Directed by William Dieterle
Nominated for 10 Oscars, Won 3
Wins Include: Best Picture, Best Supporting Actor, Best Writing (Screenplay)
Emile Zola was a poor writer. A hard stickler for facts (and controversial ones at that), he is continually told by police and his employers to stop writing such controversial work, and to mind his business. He does the exact opposite, and he finally writes a best selling novel, Nana, after meeting a French prostitute. He continues to write expose pieces and makes quite a name for himself. But as he becomes older, and starts to think he can now relax and work at his leisure, one of the biggest scandals in France happens, and he gets drawn in. The Dreyfus affair takes place. Captain Alfred Dreyfus was wrongly accused of giving military secrets to the Germans. Dreyfus, continually insisting his innocence, is set to prison for life on Devil's Island. The army, however, arrested Dreyfus under very little evidence, and the rest presented is sketchy at best. After several years, Mrs Dreyfus approaches Zola to help her, as she has absolute proof that her husband is innocent. For Zola to get involved, he knows it would likely mean being arrested and tried for Libel, but it's a risk he's willing to take if it means an innocent man's freedom.
Admittedly, I had never heard of Emile Zola, or even the Dreyfus affair, though my husband was quick to explain that the Dreyfus affair was a very large scandal in France. And, after viewing this film, I can see why. While the film is entitled the Life of Emile Zola, it would more aptly be named along the lines of relating to the Dreyfus Affair, as this was the bulk of the story.

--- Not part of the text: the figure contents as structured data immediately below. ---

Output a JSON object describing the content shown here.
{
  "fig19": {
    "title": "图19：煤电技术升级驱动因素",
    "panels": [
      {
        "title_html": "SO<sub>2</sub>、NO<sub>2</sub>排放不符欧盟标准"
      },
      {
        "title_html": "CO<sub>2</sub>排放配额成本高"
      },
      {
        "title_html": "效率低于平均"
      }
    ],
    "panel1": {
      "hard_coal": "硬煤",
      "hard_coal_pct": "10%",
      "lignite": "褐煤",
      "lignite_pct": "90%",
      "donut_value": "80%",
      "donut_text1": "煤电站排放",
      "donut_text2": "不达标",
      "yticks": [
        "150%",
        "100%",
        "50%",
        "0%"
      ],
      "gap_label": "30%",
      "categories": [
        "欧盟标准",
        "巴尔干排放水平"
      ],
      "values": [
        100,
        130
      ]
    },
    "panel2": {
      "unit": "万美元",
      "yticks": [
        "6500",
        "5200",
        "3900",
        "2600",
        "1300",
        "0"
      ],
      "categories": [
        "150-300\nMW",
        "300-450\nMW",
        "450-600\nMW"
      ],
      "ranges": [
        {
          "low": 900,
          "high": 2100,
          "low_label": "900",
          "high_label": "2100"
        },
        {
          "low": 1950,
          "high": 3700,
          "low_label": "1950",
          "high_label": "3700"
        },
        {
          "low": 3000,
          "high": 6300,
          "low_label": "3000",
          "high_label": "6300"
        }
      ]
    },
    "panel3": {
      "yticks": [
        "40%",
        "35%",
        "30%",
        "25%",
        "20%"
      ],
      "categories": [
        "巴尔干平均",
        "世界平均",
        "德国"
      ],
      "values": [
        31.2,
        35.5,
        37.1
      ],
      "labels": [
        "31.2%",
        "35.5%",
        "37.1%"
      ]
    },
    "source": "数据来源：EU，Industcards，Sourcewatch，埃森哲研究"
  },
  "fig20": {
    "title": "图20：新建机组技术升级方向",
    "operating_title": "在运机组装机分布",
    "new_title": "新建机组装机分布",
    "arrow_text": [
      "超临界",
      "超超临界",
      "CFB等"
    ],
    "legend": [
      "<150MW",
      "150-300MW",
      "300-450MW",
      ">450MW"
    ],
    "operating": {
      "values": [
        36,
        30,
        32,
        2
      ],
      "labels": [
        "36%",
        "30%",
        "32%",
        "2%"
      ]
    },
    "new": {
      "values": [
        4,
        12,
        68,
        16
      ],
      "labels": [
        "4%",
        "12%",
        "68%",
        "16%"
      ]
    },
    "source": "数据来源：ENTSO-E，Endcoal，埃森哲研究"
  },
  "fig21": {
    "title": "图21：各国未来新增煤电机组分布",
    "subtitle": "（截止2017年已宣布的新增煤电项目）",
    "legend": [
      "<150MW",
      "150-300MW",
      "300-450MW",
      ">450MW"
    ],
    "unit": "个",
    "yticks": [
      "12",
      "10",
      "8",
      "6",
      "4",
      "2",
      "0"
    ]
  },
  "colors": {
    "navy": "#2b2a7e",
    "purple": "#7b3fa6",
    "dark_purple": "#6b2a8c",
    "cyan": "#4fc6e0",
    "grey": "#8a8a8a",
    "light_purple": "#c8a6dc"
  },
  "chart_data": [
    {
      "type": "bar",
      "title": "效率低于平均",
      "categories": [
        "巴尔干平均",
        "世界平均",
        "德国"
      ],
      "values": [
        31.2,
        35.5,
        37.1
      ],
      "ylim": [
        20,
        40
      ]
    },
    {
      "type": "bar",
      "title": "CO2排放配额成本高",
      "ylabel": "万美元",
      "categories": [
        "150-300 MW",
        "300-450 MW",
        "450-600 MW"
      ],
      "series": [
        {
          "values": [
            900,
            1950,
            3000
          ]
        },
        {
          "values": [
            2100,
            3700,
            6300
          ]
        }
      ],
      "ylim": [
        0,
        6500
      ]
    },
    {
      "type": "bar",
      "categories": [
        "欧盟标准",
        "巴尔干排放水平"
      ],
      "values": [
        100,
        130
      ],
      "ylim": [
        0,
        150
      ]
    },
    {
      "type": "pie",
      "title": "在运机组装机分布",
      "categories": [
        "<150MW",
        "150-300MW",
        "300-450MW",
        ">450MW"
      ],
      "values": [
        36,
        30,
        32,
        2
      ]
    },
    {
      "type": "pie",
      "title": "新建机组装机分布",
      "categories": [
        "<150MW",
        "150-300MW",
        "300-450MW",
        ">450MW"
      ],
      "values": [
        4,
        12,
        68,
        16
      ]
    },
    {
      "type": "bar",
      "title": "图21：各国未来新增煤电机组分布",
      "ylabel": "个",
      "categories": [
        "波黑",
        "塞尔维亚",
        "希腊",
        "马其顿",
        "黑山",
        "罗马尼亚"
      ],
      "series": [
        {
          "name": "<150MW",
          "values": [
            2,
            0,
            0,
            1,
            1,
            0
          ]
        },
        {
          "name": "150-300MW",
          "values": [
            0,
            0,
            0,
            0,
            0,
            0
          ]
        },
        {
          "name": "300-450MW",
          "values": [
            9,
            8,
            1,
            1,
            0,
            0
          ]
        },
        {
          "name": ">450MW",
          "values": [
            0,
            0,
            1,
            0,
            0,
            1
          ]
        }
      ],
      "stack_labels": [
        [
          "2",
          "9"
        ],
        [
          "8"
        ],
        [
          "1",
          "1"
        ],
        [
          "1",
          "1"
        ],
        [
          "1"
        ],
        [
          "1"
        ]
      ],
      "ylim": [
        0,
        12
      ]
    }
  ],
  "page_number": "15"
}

While the subject matter itself was interesting, the film itself did not get overly interesting until the last 45 minutes of the film or so, when we entered the trial, which was essentially the rest of the film. The trial, presently well and precisely, was interesting and the most well done part of the film.
The acting was well done in the film, and while the actor who portrayed Dreyfus had a relatively small-ish part, he was quite fantastic, and I definitely remembered his performance. A well deserved supporting actor win. As well, Paul Muni, who played Zola, was also really great as well, and was particularly awesome when laying the smack down and giving awesome speeches.
Overall, while the film could've been more interesting overall, the trial scenes were kind of interesting and were certainly the highlight of the film.